Just as shown in above table, each algorithm is a combination of backbone, neck, head, loss and memories. You are free to use these existing modules to build your own algorithms. If some customized modules are required, you should follow add_modules to meet your own need. MMSelfSup provides a base model, called BaseModel, and all algorithms should inherit this base model. And all sub-modules, except for memories, will be built in the base model, during the initialization of each algorithm. Memories will be built in the __init__ of each specific algorithm. And loss will be built when building the head.

class BaseModel(_BaseModel):

    def __init__(self,
                 backbone: dict,
                 neck: Optional[dict] = None,
                 head: Optional[dict] = None,
                 target_generator: Optional[dict] = None,
                 pretrained: Optional[str] = None,
                 data_preprocessor: Optional[Union[dict, nn.Module]] = None,
                 init_cfg: Optional[dict] = None):

        if pretrained is not None:
            init_cfg = dict(type='Pretrained', checkpoint=pretrained)

        if data_preprocessor is None:
            data_preprocessor = {}
        # The build process is in MMEngine, so we need to add scope here.
        data_preprocessor.setdefault('type',
                                     'mmselfsup.SelfSupDataPreprocessor')

        super().__init__(
            init_cfg=init_cfg, data_preprocessor=data_preprocessor)

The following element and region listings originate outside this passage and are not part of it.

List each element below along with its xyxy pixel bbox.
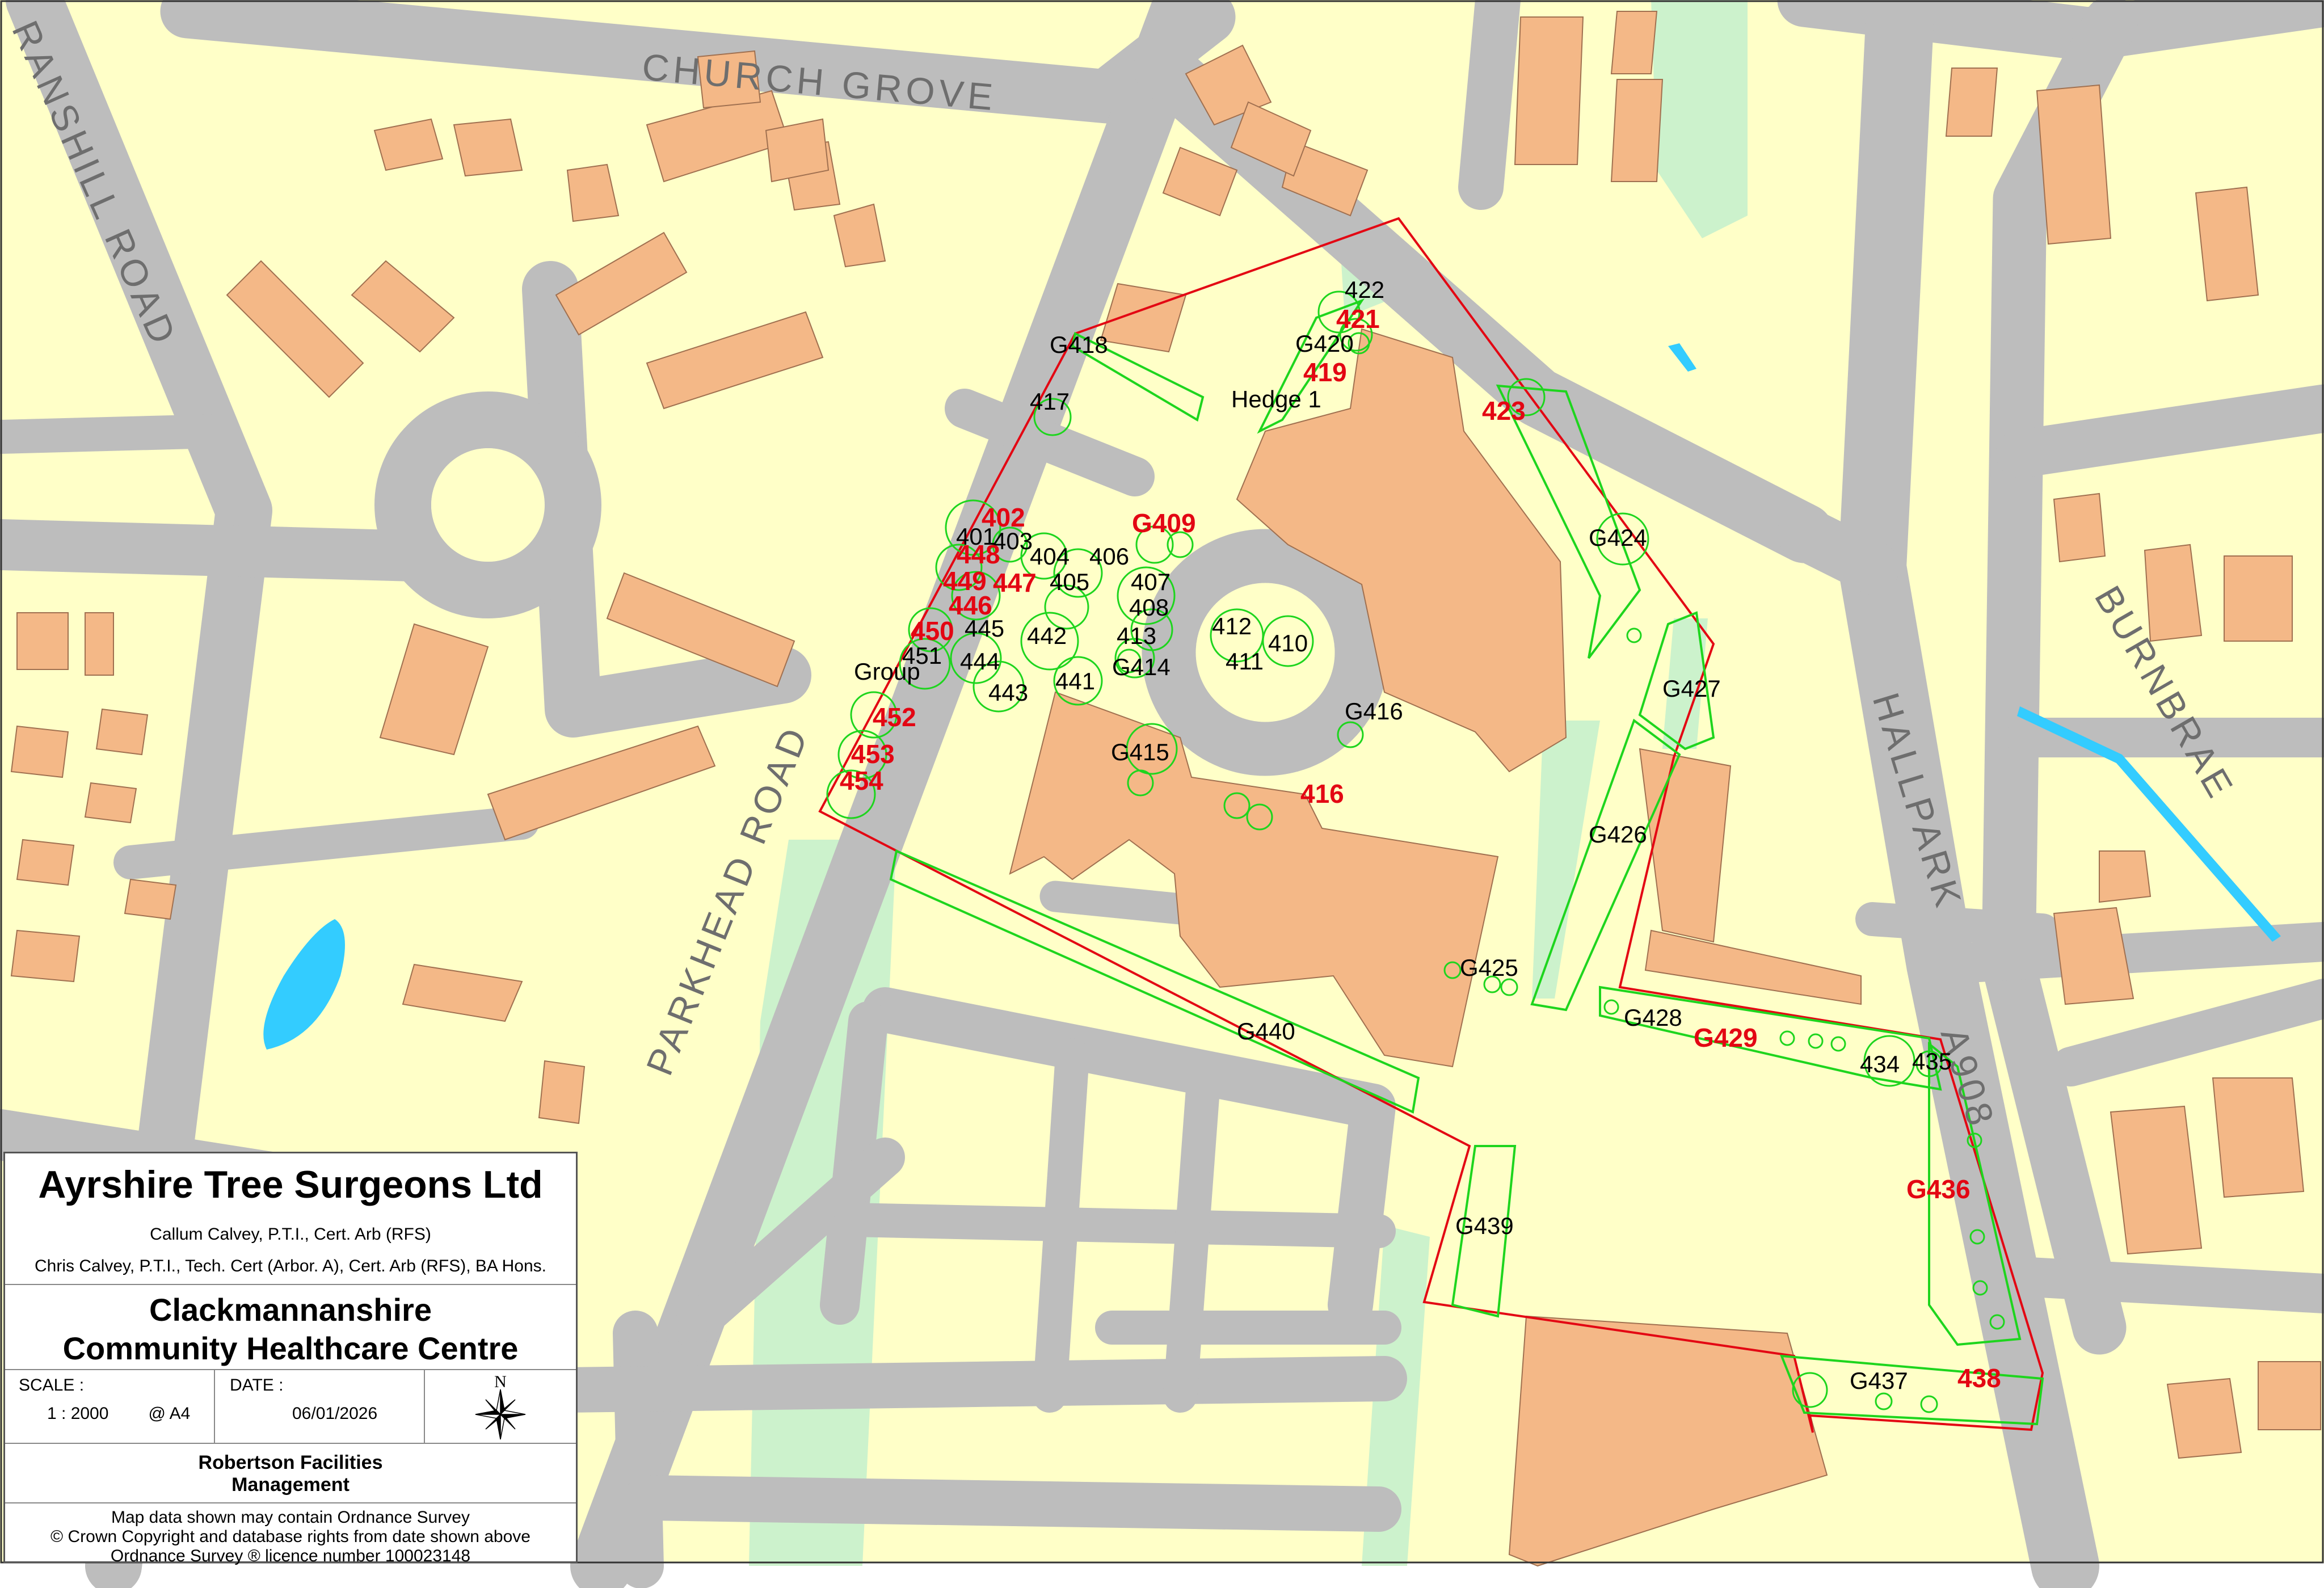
north-arrow: N (425, 1370, 576, 1443)
tree-label-flagged[interactable]: G429 (1694, 1023, 1758, 1052)
paper-size: @ A4 (148, 1404, 191, 1423)
date-cell: DATE : 06/01/2026 (215, 1370, 425, 1443)
tree-label[interactable]: Group (854, 658, 920, 685)
map-viewport[interactable]: CHURCH GROVE RANSHILL ROAD PARKHEAD ROAD… (0, 0, 2324, 1588)
client-line2: Management (231, 1474, 350, 1496)
tree-label[interactable]: G415 (1111, 739, 1169, 765)
tree-label-flagged[interactable]: 452 (873, 702, 916, 732)
date-label: DATE : (230, 1376, 284, 1395)
tree-label[interactable]: G425 (1460, 954, 1518, 981)
tree-label[interactable]: 417 (1030, 388, 1070, 415)
tree-label[interactable]: 413 (1117, 622, 1156, 649)
tree-label[interactable]: 434 (1860, 1051, 1900, 1077)
tree-label[interactable]: 442 (1027, 622, 1067, 649)
tree-label[interactable]: G427 (1662, 675, 1721, 702)
tree-label[interactable]: 405 (1050, 568, 1089, 595)
copyright-line2: © Crown Copyright and database rights fr… (50, 1527, 531, 1546)
tree-label[interactable]: G420 (1295, 330, 1354, 357)
tree-label[interactable]: G440 (1237, 1018, 1295, 1044)
compass-rose-icon: N (475, 1372, 526, 1440)
tree-label[interactable]: 407 (1131, 568, 1171, 595)
tree-label[interactable]: G418 (1050, 331, 1108, 358)
tree-label[interactable]: 404 (1030, 543, 1070, 570)
surveyor-2: Chris Calvey, P.T.I., Tech. Cert (Arbor.… (35, 1257, 546, 1275)
scale-label: SCALE : (19, 1376, 85, 1395)
north-letter: N (494, 1372, 507, 1391)
scale-value: 1 : 2000 (47, 1404, 109, 1423)
tree-label[interactable]: 443 (988, 679, 1028, 706)
tree-label[interactable]: G414 (1112, 654, 1171, 680)
project-title-line2: Community Healthcare Centre (62, 1330, 519, 1366)
tree-label[interactable]: G424 (1589, 524, 1647, 551)
scale-date-panel: SCALE : 1 : 2000 @ A4 DATE : 06/01/2026 N (5, 1369, 576, 1443)
company-panel: Ayrshire Tree Surgeons Ltd Callum Calvey… (5, 1153, 576, 1284)
date-value: 06/01/2026 (292, 1404, 378, 1423)
client-panel: Robertson Facilities Management (5, 1443, 576, 1502)
tree-label-flagged[interactable]: 453 (851, 739, 895, 769)
tree-label[interactable]: 435 (1912, 1048, 1952, 1075)
tree-label-flagged[interactable]: 438 (1957, 1363, 2001, 1393)
scale-cell: SCALE : 1 : 2000 @ A4 (5, 1370, 215, 1443)
tree-label[interactable]: 441 (1055, 668, 1095, 694)
tree-label-flagged[interactable]: 446 (949, 591, 992, 620)
company-name: Ayrshire Tree Surgeons Ltd (38, 1163, 543, 1206)
copyright-panel: Map data shown may contain Ordnance Surv… (5, 1502, 576, 1565)
surveyor-1: Callum Calvey, P.T.I., Cert. Arb (RFS) (150, 1225, 431, 1244)
tree-label[interactable]: G428 (1624, 1004, 1682, 1031)
tree-label[interactable]: 444 (960, 648, 1000, 675)
tree-label-flagged[interactable]: 454 (840, 766, 883, 795)
tree-label[interactable]: G439 (1455, 1212, 1514, 1239)
client-line1: Robertson Facilities (198, 1452, 383, 1473)
tree-label[interactable]: G416 (1345, 698, 1403, 725)
tree-label-flagged[interactable]: G409 (1132, 508, 1196, 538)
project-title-line1: Clackmannanshire (149, 1292, 432, 1328)
tree-label[interactable]: 411 (1226, 648, 1264, 675)
tree-label-flagged[interactable]: 448 (957, 540, 1000, 569)
tree-label-flagged[interactable]: 419 (1303, 357, 1347, 387)
tree-label-flagged[interactable]: 402 (982, 503, 1025, 532)
tree-label-flagged[interactable]: G436 (1906, 1174, 1971, 1204)
tree-label[interactable]: 408 (1129, 594, 1169, 621)
copyright-line3: Ordnance Survey ® licence number 1000231… (110, 1547, 471, 1565)
copyright-line1: Map data shown may contain Ordnance Surv… (111, 1508, 470, 1527)
tree-label[interactable]: 406 (1089, 543, 1129, 570)
tree-label[interactable]: 410 (1268, 630, 1308, 656)
tree-label[interactable]: G437 (1850, 1367, 1908, 1394)
page-margin (0, 1563, 2324, 1588)
tree-label-flagged[interactable]: 447 (993, 568, 1037, 597)
tree-label[interactable]: G426 (1589, 821, 1647, 848)
tree-label-flagged[interactable]: 450 (911, 616, 954, 646)
tree-label[interactable]: Hedge 1 (1231, 386, 1321, 412)
tree-label[interactable]: 412 (1212, 613, 1252, 639)
tree-label-flagged[interactable]: 416 (1300, 779, 1344, 808)
tree-label-flagged[interactable]: 421 (1336, 304, 1380, 334)
title-block: Ayrshire Tree Surgeons Ltd Callum Calvey… (3, 1152, 578, 1565)
roundabout-island (431, 448, 545, 562)
tree-label[interactable]: 422 (1345, 276, 1384, 303)
project-panel: Clackmannanshire Community Healthcare Ce… (5, 1284, 576, 1369)
tree-label-flagged[interactable]: 423 (1482, 396, 1526, 426)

        self.backbone = MODELS.build(backbone)

        if neck is not None:
            self.neck = MODELS.build(neck)

        if head is not None:
            self.head = MODELS.build(head)

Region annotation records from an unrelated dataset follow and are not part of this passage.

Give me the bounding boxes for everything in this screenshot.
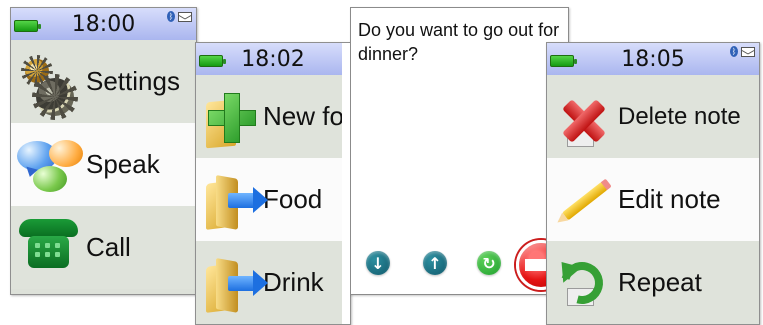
menu-label: Repeat [618,267,702,297]
menu-item-edit-note[interactable]: Edit note [547,158,759,241]
phone-screen-food-menu: 18:02 New fo Food Drink [195,42,351,325]
menu-item-settings[interactable]: Settings [11,40,196,123]
menu-label: Call [86,232,131,262]
menu-label: Speak [86,149,160,179]
gear-icon [16,52,86,120]
status-time: 18:02 [241,46,305,72]
menu-item-call[interactable]: Call [11,206,196,289]
message-icon [178,11,192,22]
menu-item-drink[interactable]: Drink [196,241,350,324]
status-bar: 18:05 ᛒ [547,43,759,75]
status-bar: 18:00 ᛒ [11,8,196,40]
question-dialog: Do you want to go out for dinner? ↓ ↑ ↻ [350,7,569,295]
status-bar: 18:02 [196,43,350,75]
menu-label: Food [263,184,323,214]
phone-screen-main-menu: 18:00 ᛒ Settings Speak Call [10,7,197,295]
menu-item-speak[interactable]: Speak [11,123,196,206]
bluetooth-icon: ᛒ [730,46,738,57]
arrow-up-icon[interactable]: ↑ [423,251,447,275]
status-time: 18:05 [621,46,685,72]
dialog-question: Do you want to go out for dinner? [358,20,560,64]
folder-arrow-icon [200,170,268,230]
battery-icon [199,55,226,67]
status-icons: ᛒ [167,11,192,22]
phone-screen-note-menu: 18:05 ᛒ Delete note Edit note Repeat [546,42,760,325]
battery-icon [550,55,577,67]
battery-icon [14,20,41,32]
message-icon [741,46,755,57]
dialog-controls: ↓ ↑ ↻ [366,240,566,290]
repeat-icon[interactable]: ↻ [477,251,501,275]
menu-label: Edit note [618,184,721,214]
menu-label: Delete note [618,102,741,130]
bluetooth-icon: ᛒ [167,11,175,22]
mobile-ui-composite: 18:00 ᛒ Settings Speak Call 18:02 New fo… [0,0,763,325]
menu-label: Settings [86,66,180,96]
status-icons: ᛒ [730,46,755,57]
folder-arrow-icon [200,253,268,313]
speech-bubbles-icon [15,135,85,195]
status-time: 18:00 [71,11,136,37]
menu-item-food[interactable]: Food [196,158,350,241]
pencil-icon [552,170,618,230]
plus-icon [200,87,263,148]
arrow-down-icon[interactable]: ↓ [366,251,390,275]
menu-label: Drink [263,267,324,297]
repeat-icon [552,253,618,313]
menu-item-delete-note[interactable]: Delete note [547,75,759,158]
menu-label: New fo [263,101,344,131]
phone-icon [16,218,86,278]
delete-x-icon [552,87,618,147]
menu-item-repeat[interactable]: Repeat [547,241,759,324]
menu-item-new-folder[interactable]: New fo [196,75,350,158]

Just as shown above, you should provide the config to build the backbone, but neck and head are optional. In addition to building your algorithm, you should overwrite some abstract functions in the base model to get the correct results, which we will discuss in the following section.

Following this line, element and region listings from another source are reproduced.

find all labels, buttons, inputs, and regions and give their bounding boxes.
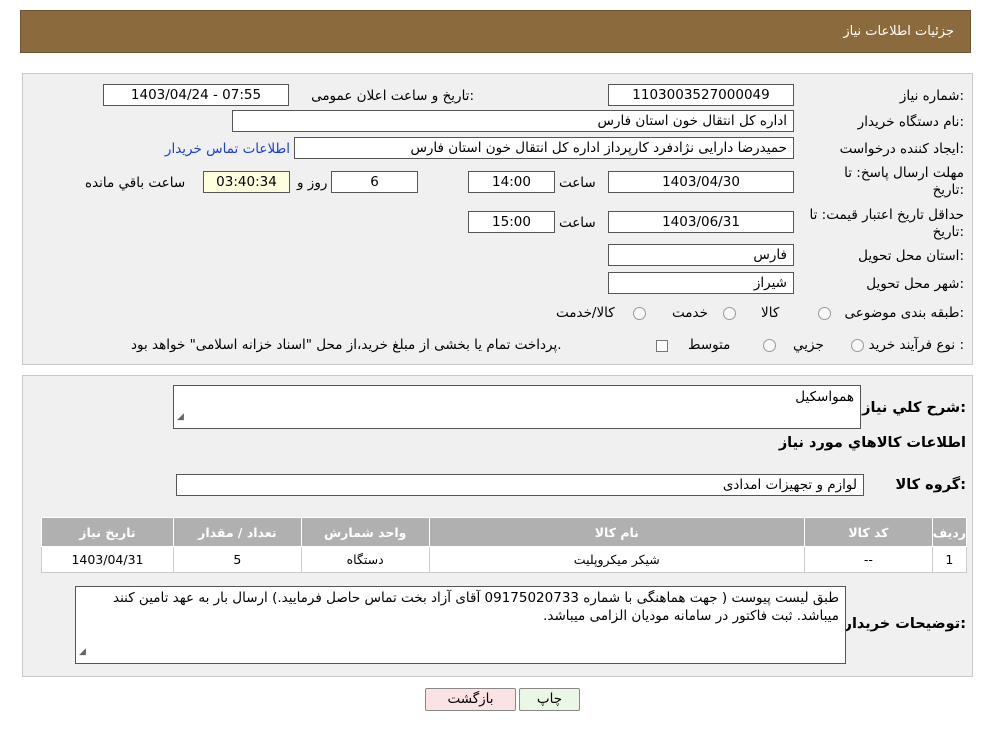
page-header: جزئیات اطلاعات نیاز — [20, 10, 971, 53]
remaining-label: ساعت باقي مانده — [85, 175, 186, 191]
col-code: کد کالا — [804, 517, 933, 547]
deadline-time-field: 14:00 — [468, 171, 555, 193]
col-date: تاریخ نیاز — [41, 517, 174, 547]
category-option-goods: کالا — [761, 305, 780, 321]
summary-field: همواسکیل ◢ — [173, 385, 861, 429]
validity-time-field: 15:00 — [468, 211, 555, 233]
items-table-header: رديف کد کالا نام کالا واحد شمارش تعداد /… — [41, 517, 968, 547]
cell-unit: دستگاه — [300, 546, 430, 573]
announce-field: 1403/04/24 - 07:55 — [103, 84, 289, 106]
cell-name: شیکر میکروپلیت — [428, 546, 806, 573]
deadline-date-field: 1403/04/30 — [608, 171, 794, 193]
buyer-field: اداره کل انتقال خون استان فارس — [232, 110, 794, 132]
announce-label: تاریخ و ساعت اعلان عمومی: — [311, 88, 474, 104]
summary-value: همواسکیل — [795, 389, 854, 405]
group-label: گروه کالا: — [895, 477, 966, 493]
category-option-both: کالا/خدمت — [556, 305, 615, 321]
page-title: جزئیات اطلاعات نیاز — [843, 24, 954, 39]
validity-label: حداقل تاریخ اعتبار قیمت: تا — [809, 207, 964, 223]
need-number-field: 1103003527000049 — [608, 84, 794, 106]
process-note: پرداخت تمام یا بخشی از مبلغ خرید،از محل … — [131, 337, 562, 353]
cell-date: 1403/04/31 — [41, 546, 174, 573]
col-qty: تعداد / مقدار — [172, 517, 302, 547]
category-label: طبقه بندی موضوعی: — [844, 305, 964, 321]
need-details-panel: شرح کلي نياز: همواسکیل ◢ اطلاعات کالاهاي… — [22, 375, 973, 677]
print-button[interactable]: چاپ — [519, 688, 580, 711]
validity-time-label: ساعت — [559, 215, 596, 231]
days-field: 6 — [331, 171, 418, 193]
city-field: شیراز — [608, 272, 794, 294]
province-field: فارس — [608, 244, 794, 266]
process-radio-medium[interactable] — [763, 339, 776, 352]
buyer-notes-field: طبق لیست پیوست ( جهت هماهنگی با شماره 09… — [75, 586, 846, 664]
creator-field: حمیدرضا دارایی نژادفرد کارپرداز اداره کل… — [294, 137, 794, 159]
creator-label: ایجاد کننده درخواست: — [839, 141, 964, 157]
buyer-notes-value: طبق لیست پیوست ( جهت هماهنگی با شماره 09… — [112, 590, 839, 624]
days-label: روز و — [297, 175, 328, 191]
validity-date-field: 1403/06/31 — [608, 211, 794, 233]
category-radio-goods[interactable] — [818, 307, 831, 320]
process-option-minor: جزیي — [793, 337, 824, 353]
items-title: اطلاعات کالاهاي مورد نياز — [778, 435, 966, 451]
col-name: نام کالا — [428, 517, 806, 547]
resize-grip-icon[interactable]: ◢ — [79, 643, 86, 661]
category-option-service: خدمت — [672, 305, 708, 321]
buyer-notes-label: توضیحات خریدار: — [843, 616, 966, 632]
need-info-panel: شماره نیاز: 1103003527000049 تاریخ و ساع… — [22, 73, 973, 365]
cell-code: -- — [804, 546, 933, 573]
col-unit: واحد شمارش — [300, 517, 430, 547]
category-radio-service[interactable] — [723, 307, 736, 320]
resize-grip-icon[interactable]: ◢ — [177, 408, 184, 426]
process-radio-minor[interactable] — [851, 339, 864, 352]
table-row: 1 -- شیکر میکروپلیت دستگاه 5 1403/04/31 — [41, 546, 968, 573]
cell-qty: 5 — [172, 546, 302, 573]
validity-label-2: تاریخ: — [932, 224, 964, 240]
deadline-label-2: تاریخ: — [932, 182, 964, 198]
city-label: شهر محل تحویل: — [866, 276, 964, 292]
items-table: رديف کد کالا نام کالا واحد شمارش تعداد /… — [41, 517, 968, 573]
buyer-label: نام دستگاه خریدار: — [857, 114, 964, 130]
group-field: لوازم و تجهیزات امدادی — [176, 474, 864, 496]
cell-row: 1 — [931, 546, 968, 573]
process-label: نوع فرآیند خرید : — [868, 337, 964, 353]
need-number-label: شماره نیاز: — [899, 88, 964, 104]
summary-label: شرح کلي نياز: — [862, 400, 966, 416]
process-option-medium: متوسط — [688, 337, 731, 353]
treasury-checkbox[interactable] — [656, 340, 668, 352]
province-label: استان محل تحویل: — [858, 248, 964, 264]
remaining-time-field: 03:40:34 — [203, 171, 290, 193]
back-button[interactable]: بازگشت — [425, 688, 516, 711]
col-row: رديف — [931, 517, 968, 547]
buyer-contact-link[interactable]: اطلاعات تماس خریدار — [165, 141, 290, 157]
deadline-label: مهلت ارسال پاسخ: تا — [844, 165, 964, 181]
category-radio-both[interactable] — [633, 307, 646, 320]
deadline-time-label: ساعت — [559, 175, 596, 191]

Overview these abstract functions in base model¶

The forward function is the entrance to the results. However, it is different from the default forward function in most PyTorch code, which only has one mode. You will mess all your logic in the forward function, limiting the scalability. Just as shown in the code below, forward function in MMSelfSup has three modes, i) tensor, ii) loss and iii) predict.

def forward(self,
                batch_inputs: torch.Tensor,
                data_samples: Optional[List[SelfSupDataSample]] = None,
                mode: str = 'tensor'):
    if mode == 'tensor':
        feats = self.extract_feat(batch_inputs)
        return feats
    elif mode == 'loss':
        return self.loss(batch_inputs, data_samples)
    elif mode == 'predict':
        return self.predict(batch_inputs, data_samples)
    else:
        raise RuntimeError(f'Invalid mode "{mode}".')

tensor, if the mode is tensor, the forward function will return the extracted features for images. You should overwrite the extract_feat to implement your customized extracting process.
loss, if the mode is loss, the forward function will return the loss between the prediction and the target. You should overview the loss to implement your customized loss function.
predict, if the mode is predict, the forward function will return the prediction, e.g. the predicted label, from your algorithm. If should also overwrite the predict function.

Now we have introduce the basic components related to models in MMSelfSup, if you want to dive in , please refer the API doc of each algorithm.